BRUSSELS — The crisis in Libya is a rare instance in which Europeans can plausibly claim to be outdoing Americans in foreign policy, and a rarer one still of the old world being more prepared than the new to use its military muscle. But while France and Britain have burnished their leadership credentials, the same cannot be said of the European Union. Catherine Ashton, the EU's foreign-policy chief, has missed her best chance to date to seize the international spotlight. And Ashton's low profile is particularly striking in light of the fact that she is the first occupant of an office designed to ensure that the European Union would assert itself effectively in times like these.
But the bloc's new, much-vaunted, foreign-policy structures have been largely sidelined in the current crisis over Libya. When it finally came, leadership arrived not from Brussels, but from Paris and London. Unified the EU was not: Public disagreements have shattered any semblance of cohesion among the 27 member states. While Britain and France pushed intervention, Germany not only refused to back their motion at the United Nations Security Council, but also removed its ships from a naval blockade in the Mediterranean. Although Ashton issued regular statements, chaired meetings, and visited both North Africa and Egypt, she never emerged as a key power broker.
All this comes less than 18 months after the European Union ushered in the Lisbon Treaty, designed to build a foreign policy worthy of the world's largest trading bloc. Where Ashton's predecessors were forced to rely mostly on the lure of EU membership to gain influence in the region, the latest treaty created a new EU diplomatic service and gave her control over significant financial resources. The European Union still has no military capabilities of its own, but many Europeans hoped that the EU's financial firepower and international prestige would finally be organized to consistently pursue the aggregate interests of all 27 member states.
Yet increasingly, those aspirations of common international strategy come across as adolescent fantasies of political maturity.
Some of the reasons for Ashton's shaky start lie in the fact that, unlike several marquee Europeans who were passed over for the job, she never really wanted, nor expected, this sort of position. She was selected in November 2009 on grounds of political and geographical balance. If Ashton doesn't seem prepared for the chess game of global grand strategy, it's because, in some sense, she isn't. Although she's not a political novice, Ashton has never held elected office. She was appointed by then-Prime Minister Tony Blair to serve in his cabinet, and was later named as leader of the House of Lords, the upper chamber of Britain's Parliament, where she quickly earned a reputation as an adept conciliator.
In Brussels, too, she is known for preferring negotiating behind the scenes to sparring publicly with sharp-elbowed colleagues. As she put it at the time of her appointment as foreign-policy chief, she is not "an ego on legs." Her first EU post, as trade commissioner, suited this pragmatic, low-key style: she built solid relations with her U.S. counterpart, Ron Kirk, and negotiated a free trade agreement between the European Union and South Korea. But she seems ill at ease in the role of figurehead for a new, more assertive, European foreign policy.

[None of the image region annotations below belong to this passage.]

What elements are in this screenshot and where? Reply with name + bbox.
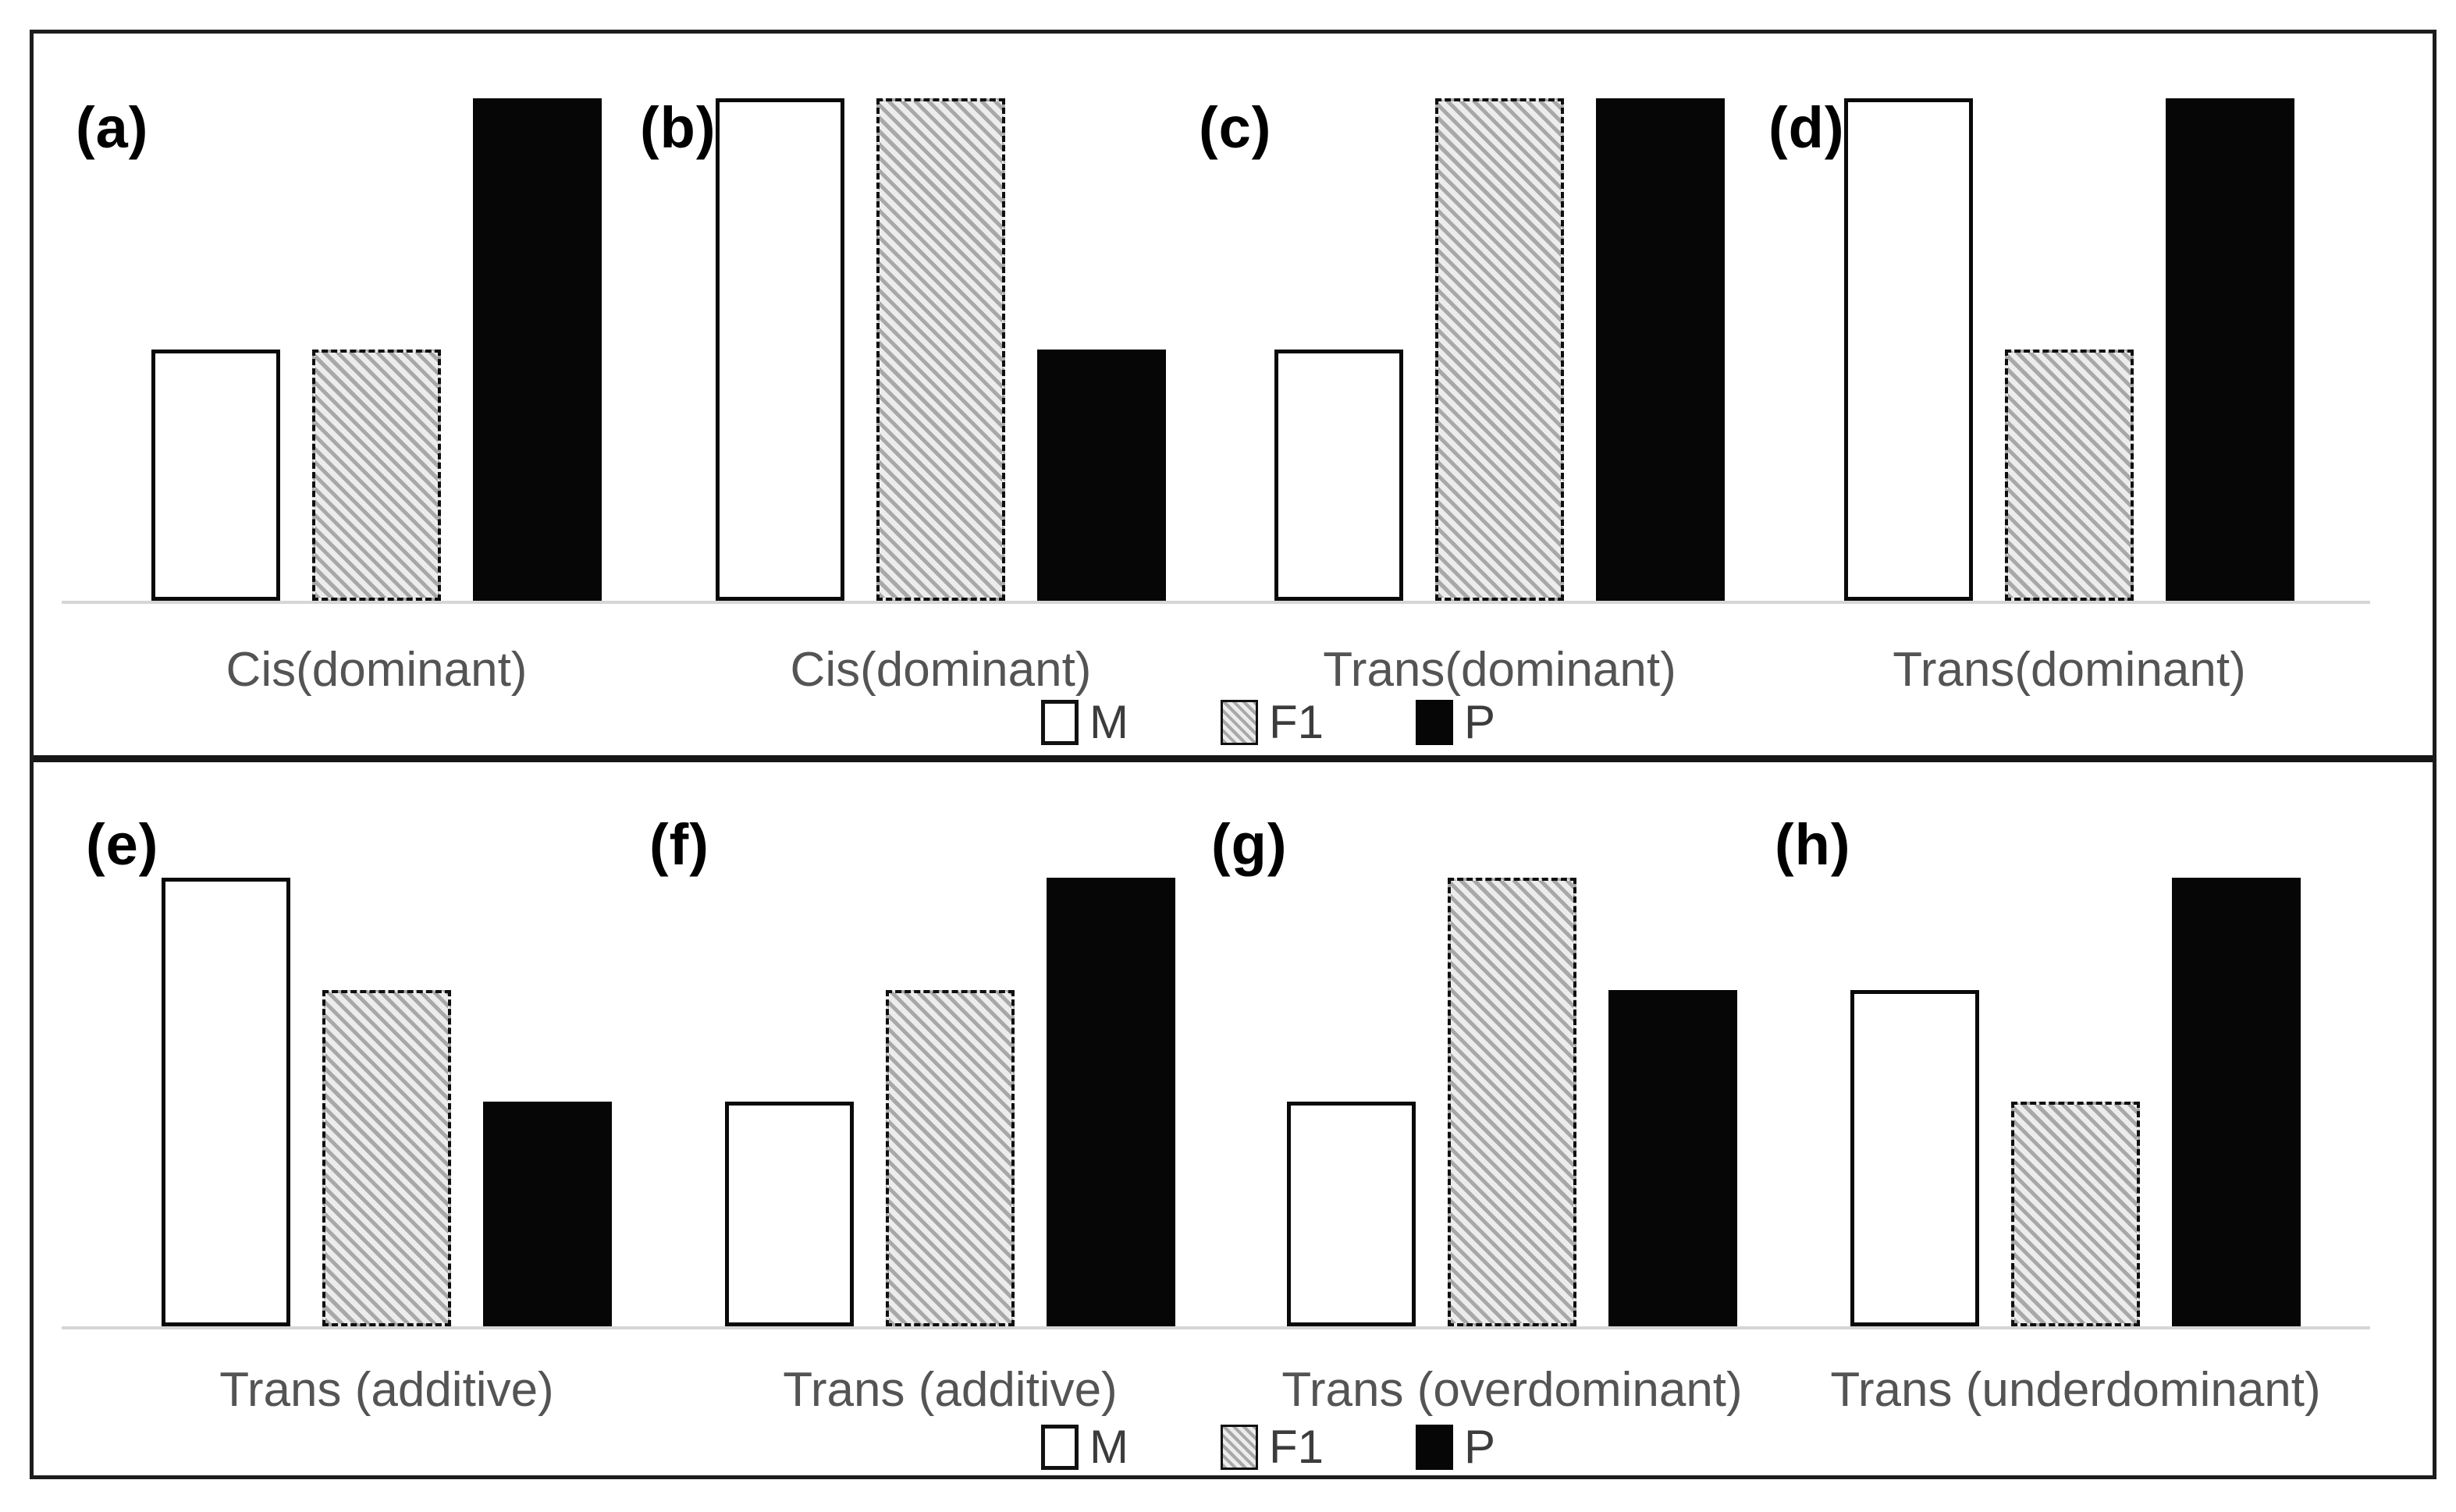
panel-e: (e) Trans (additive)	[86, 763, 612, 1475]
panel-letter-a: (a)	[76, 95, 149, 160]
legend-item-p: P	[1415, 1420, 1496, 1474]
bar-group-h	[1850, 763, 2301, 1326]
panel-letter-g: (g)	[1211, 812, 1288, 877]
legend-item-m: M	[1040, 695, 1128, 749]
category-label-c: Trans(dominant)	[1323, 643, 1676, 697]
legend-label-m: M	[1089, 696, 1128, 748]
legend-label-p: P	[1463, 1421, 1496, 1473]
bar-m-f	[725, 1102, 854, 1326]
bar-p-g	[1608, 990, 1737, 1326]
hatched-square-swatch-icon	[1220, 1424, 1258, 1470]
bar-f1-e	[322, 990, 451, 1326]
bar-group-g	[1287, 763, 1737, 1326]
bar-group-d	[1844, 34, 2294, 601]
category-label-d: Trans(dominant)	[1893, 643, 2246, 697]
panel-b: (b) Cis(dominant)	[640, 34, 1166, 757]
panel-g: (g) Trans (overdominant)	[1211, 763, 1743, 1475]
bar-f1-a	[312, 350, 441, 601]
bar-f1-c	[1435, 98, 1564, 601]
white-square-swatch-icon	[1040, 1424, 1079, 1470]
category-label-b: Cis(dominant)	[790, 643, 1092, 697]
bar-f1-b	[876, 98, 1005, 601]
bar-group-b	[716, 34, 1166, 601]
bar-p-a	[473, 98, 602, 601]
category-label-g: Trans (overdominant)	[1281, 1363, 1743, 1417]
x-axis-line-top	[62, 601, 2370, 604]
bar-f1-f	[886, 990, 1015, 1326]
row-bottom: (e) Trans (additive) (f) Trans (additive…	[34, 763, 2433, 1475]
bar-group-c	[1274, 34, 1725, 601]
bar-m-e	[162, 878, 290, 1326]
bar-p-c	[1596, 98, 1725, 601]
bar-m-a	[151, 350, 280, 601]
bar-m-d	[1844, 98, 1973, 601]
panel-letter-f: (f)	[649, 812, 709, 877]
category-label-h: Trans (underdominant)	[1830, 1363, 2321, 1417]
category-label-e: Trans (additive)	[219, 1363, 554, 1417]
bar-p-b	[1037, 350, 1166, 601]
figure-frame: (a) Cis(dominant) (b) Cis(dominant) (c) …	[30, 30, 2436, 1479]
panel-letter-e: (e)	[86, 812, 159, 877]
bar-m-g	[1287, 1102, 1416, 1326]
panel-d: (d) Trans(dominant)	[1768, 34, 2294, 757]
panel-a: (a) Cis(dominant)	[76, 34, 602, 757]
legend-item-f1: F1	[1220, 1420, 1324, 1474]
x-axis-line-bottom	[62, 1326, 2370, 1329]
bar-f1-h	[2011, 1102, 2140, 1326]
legend-label-p: P	[1463, 696, 1496, 748]
legend-item-m: M	[1040, 1420, 1128, 1474]
category-label-f: Trans (additive)	[783, 1363, 1118, 1417]
black-square-swatch-icon	[1415, 1424, 1453, 1470]
legend-label-f1: F1	[1268, 696, 1324, 748]
legend-top: M F1 P	[1040, 695, 1496, 749]
bar-f1-g	[1448, 878, 1576, 1326]
panel-letter-d: (d)	[1768, 95, 1845, 160]
category-label-a: Cis(dominant)	[226, 643, 528, 697]
legend-label-m: M	[1089, 1421, 1128, 1473]
bar-p-d	[2166, 98, 2294, 601]
bar-f1-d	[2005, 350, 2134, 601]
legend-bottom: M F1 P	[1040, 1420, 1496, 1474]
panel-letter-b: (b)	[640, 95, 716, 160]
legend-item-p: P	[1415, 695, 1496, 749]
legend-label-f1: F1	[1268, 1421, 1324, 1473]
bar-p-f	[1047, 878, 1175, 1326]
bar-m-h	[1850, 990, 1979, 1326]
row-top: (a) Cis(dominant) (b) Cis(dominant) (c) …	[34, 34, 2433, 757]
bar-p-e	[483, 1102, 612, 1326]
bar-group-f	[725, 763, 1175, 1326]
hatched-square-swatch-icon	[1220, 699, 1258, 745]
panel-f: (f) Trans (additive)	[649, 763, 1175, 1475]
legend-item-f1: F1	[1220, 695, 1324, 749]
panel-letter-h: (h)	[1775, 812, 1851, 877]
bar-m-b	[716, 98, 844, 601]
bar-group-e	[162, 763, 612, 1326]
panel-c: (c) Trans(dominant)	[1199, 34, 1725, 757]
bar-m-c	[1274, 350, 1403, 601]
bar-group-a	[151, 34, 602, 601]
panel-letter-c: (c)	[1199, 95, 1272, 160]
row-divider	[34, 755, 2433, 762]
white-square-swatch-icon	[1040, 699, 1079, 745]
bar-p-h	[2172, 878, 2301, 1326]
black-square-swatch-icon	[1415, 699, 1453, 745]
panel-h: (h) Trans (underdominant)	[1775, 763, 2321, 1475]
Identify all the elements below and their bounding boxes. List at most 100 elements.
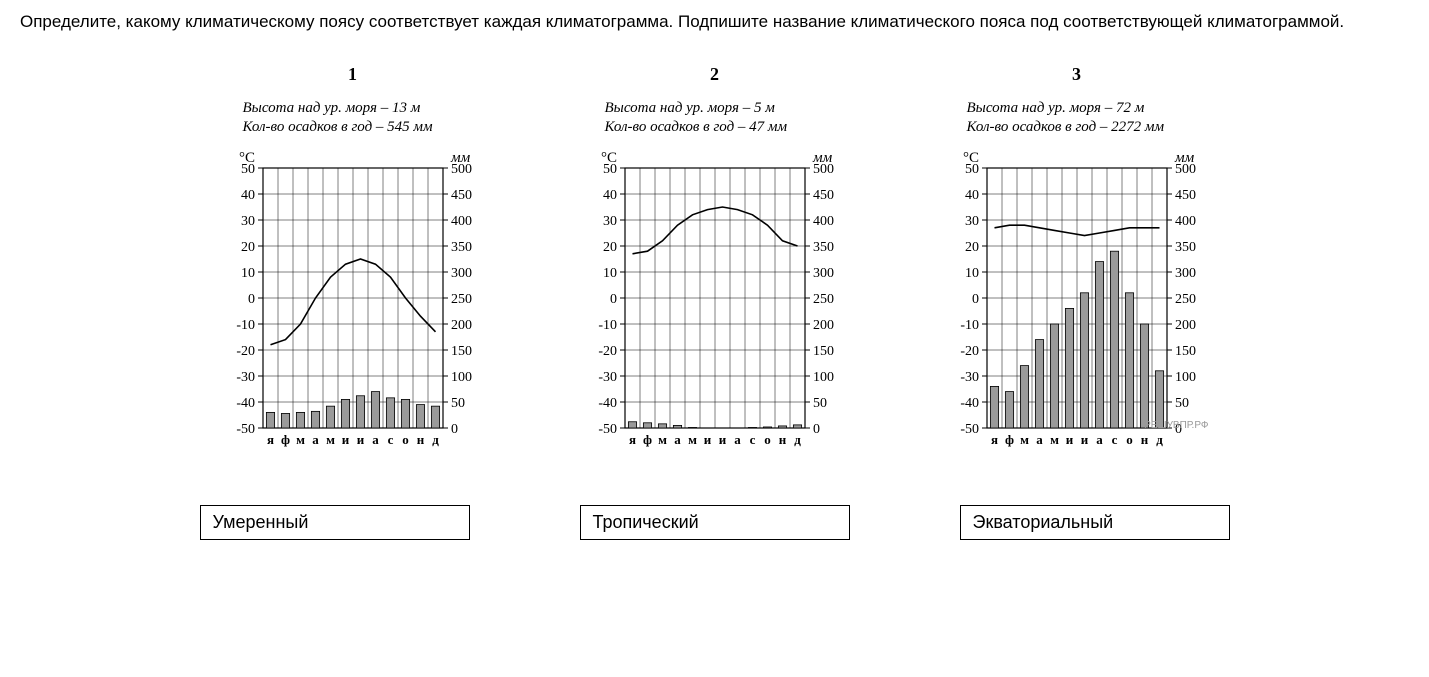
- svg-text:150: 150: [1175, 344, 1196, 359]
- climatogram-svg: 50403020100-10-20-30-40-5050045040035030…: [941, 146, 1213, 450]
- svg-text:а: а: [372, 432, 379, 447]
- svg-text:-30: -30: [598, 370, 617, 385]
- svg-text:-20: -20: [598, 344, 617, 359]
- chart-block-1: 1Высота над ур. моря – 13 мКол-во осадко…: [217, 64, 489, 455]
- altitude-line: Высота над ур. моря – 5 м: [605, 99, 788, 119]
- svg-text:300: 300: [813, 266, 834, 281]
- svg-text:50: 50: [451, 396, 465, 411]
- svg-text:и: и: [1080, 432, 1088, 447]
- svg-text:40: 40: [603, 188, 617, 203]
- svg-text:10: 10: [241, 266, 255, 281]
- svg-text:я: я: [628, 432, 635, 447]
- chart-meta: Высота над ур. моря – 13 мКол-во осадков…: [217, 99, 433, 138]
- svg-text:-50: -50: [598, 422, 617, 437]
- svg-text:м: м: [296, 432, 305, 447]
- chart-svg-wrap: 50403020100-10-20-30-40-5050045040035030…: [579, 146, 851, 455]
- svg-text:400: 400: [1175, 214, 1196, 229]
- answers-row: Умеренный Тропический Экваториальный: [10, 505, 1419, 540]
- svg-text:н: н: [1140, 432, 1148, 447]
- svg-text:250: 250: [1175, 292, 1196, 307]
- svg-text:-20: -20: [960, 344, 979, 359]
- svg-text:200: 200: [1175, 318, 1196, 333]
- svg-text:30: 30: [603, 214, 617, 229]
- svg-text:м: м: [1020, 432, 1029, 447]
- svg-text:200: 200: [813, 318, 834, 333]
- answer-input-1[interactable]: Умеренный: [200, 505, 470, 540]
- svg-text:300: 300: [1175, 266, 1196, 281]
- altitude-line: Высота над ур. моря – 13 м: [243, 99, 433, 119]
- svg-text:50: 50: [813, 396, 827, 411]
- svg-text:мм: мм: [1174, 150, 1195, 166]
- svg-text:-10: -10: [960, 318, 979, 333]
- precip-year-line: Кол-во осадков в год – 47 мм: [605, 118, 788, 138]
- svg-text:мм: мм: [812, 150, 833, 166]
- svg-text:а: а: [734, 432, 741, 447]
- svg-text:400: 400: [813, 214, 834, 229]
- svg-text:350: 350: [451, 240, 472, 255]
- svg-text:350: 350: [1175, 240, 1196, 255]
- svg-text:и: и: [341, 432, 349, 447]
- svg-text:н: н: [778, 432, 786, 447]
- svg-text:400: 400: [451, 214, 472, 229]
- instruction-text: Определите, какому климатическому поясу …: [10, 10, 1419, 34]
- svg-text:50: 50: [1175, 396, 1189, 411]
- svg-text:0: 0: [972, 292, 979, 307]
- svg-text:-10: -10: [598, 318, 617, 333]
- svg-text:200: 200: [451, 318, 472, 333]
- svg-text:ф: ф: [1005, 432, 1014, 447]
- svg-text:д: д: [794, 432, 801, 447]
- svg-text:100: 100: [451, 370, 472, 385]
- svg-text:м: м: [1050, 432, 1059, 447]
- svg-text:д: д: [1156, 432, 1163, 447]
- chart-meta: Высота над ур. моря – 72 мКол-во осадков…: [941, 99, 1165, 138]
- svg-text:ф: ф: [281, 432, 290, 447]
- svg-text:100: 100: [1175, 370, 1196, 385]
- svg-text:я: я: [990, 432, 997, 447]
- chart-number: 2: [710, 64, 719, 85]
- chart-meta: Высота над ур. моря – 5 мКол-во осадков …: [579, 99, 788, 138]
- svg-text:30: 30: [965, 214, 979, 229]
- svg-text:о: о: [1126, 432, 1133, 447]
- svg-text:450: 450: [1175, 188, 1196, 203]
- svg-text:250: 250: [451, 292, 472, 307]
- svg-text:-40: -40: [960, 396, 979, 411]
- svg-text:с: с: [387, 432, 393, 447]
- svg-text:а: а: [312, 432, 319, 447]
- svg-text:-50: -50: [236, 422, 255, 437]
- svg-text:н: н: [416, 432, 424, 447]
- answer-input-2[interactable]: Тропический: [580, 505, 850, 540]
- svg-text:350: 350: [813, 240, 834, 255]
- svg-text:150: 150: [813, 344, 834, 359]
- svg-text:-20: -20: [236, 344, 255, 359]
- svg-text:°C: °C: [600, 150, 616, 166]
- answer-input-3[interactable]: Экваториальный: [960, 505, 1230, 540]
- svg-text:300: 300: [451, 266, 472, 281]
- svg-text:-30: -30: [236, 370, 255, 385]
- svg-text:100: 100: [813, 370, 834, 385]
- chart-svg-wrap: 50403020100-10-20-30-40-5050045040035030…: [941, 146, 1213, 455]
- svg-text:и: и: [703, 432, 711, 447]
- svg-text:о: о: [764, 432, 771, 447]
- svg-text:м: м: [688, 432, 697, 447]
- chart-number: 3: [1072, 64, 1081, 85]
- svg-text:а: а: [1096, 432, 1103, 447]
- chart-block-2: 2 Высота над ур. моря – 5 мКол-во осадков…: [579, 64, 851, 455]
- svg-text:10: 10: [965, 266, 979, 281]
- svg-text:0: 0: [248, 292, 255, 307]
- svg-text:ф: ф: [643, 432, 652, 447]
- chart-svg-wrap: 50403020100-10-20-30-40-5050045040035030…: [217, 146, 489, 455]
- climatogram-svg: 50403020100-10-20-30-40-5050045040035030…: [217, 146, 489, 450]
- svg-text:а: а: [674, 432, 681, 447]
- chart-block-3: 3 Высота над ур. моря – 72 мКол-во осадко…: [941, 64, 1213, 455]
- svg-text:450: 450: [451, 188, 472, 203]
- svg-text:450: 450: [813, 188, 834, 203]
- svg-text:-40: -40: [598, 396, 617, 411]
- precip-year-line: Кол-во осадков в год – 2272 мм: [967, 118, 1165, 138]
- svg-text:-10: -10: [236, 318, 255, 333]
- svg-text:м: м: [658, 432, 667, 447]
- svg-text:-40: -40: [236, 396, 255, 411]
- svg-text:с: с: [749, 432, 755, 447]
- svg-text:и: и: [1065, 432, 1073, 447]
- climatogram-svg: 50403020100-10-20-30-40-5050045040035030…: [579, 146, 851, 450]
- svg-text:10: 10: [603, 266, 617, 281]
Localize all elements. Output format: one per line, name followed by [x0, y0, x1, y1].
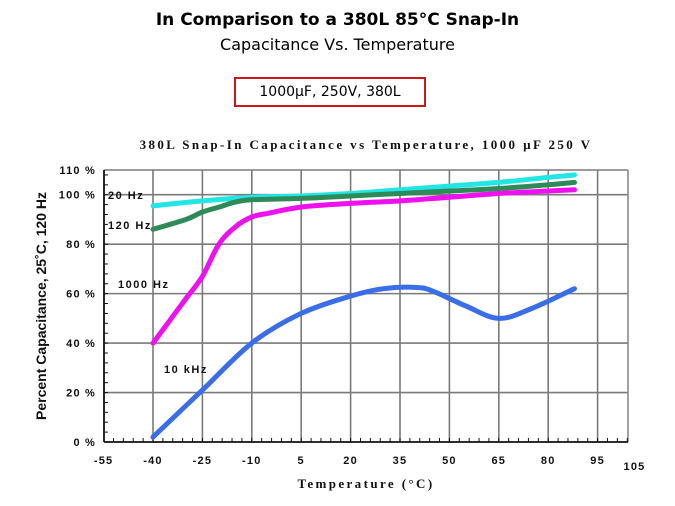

Of course, in some sense, Ashton is creating the job as she goes along. As the first occupant of her post, she has inherited little by way of an effective bureaucratic infrastructure. Ashton recently selected and gained approval for a Brussels headquarters for the new European diplomatic service she is setting up, but it may be another nine months before she and her staff can move in and work from the same building. She is also suffering from the lack of an effective communications strategy: Last month, she appointed a chief spokesman to a position which had lain vacant for a year, and only recently have seasoned diplomats like Pierre Vimont, former French ambassador to Washington, been brought on board. But the initial negative press headlines following her appointment have already left their mark: The repeated questions about her suitability have fostered have a bunker mentality in Ashton's inner circle.
Ashton admits that she has faced a steep learning curve. "It is work in progress," she told me in early March, speaking in her current, temporary office on the 12th floor of the European Commission, the bloc's executive. "We are dealing with all these situations for the first time." She said, though, that she had learned from her experience last year following the natural disaster in Haiti, when she was criticized for reacting slowly. What she concluded was that "we could do things better."
But Ashton's first major foreign-policy test -- the cascading series of revolutions in the Arab world -- has been infinitely more complex than Haiti.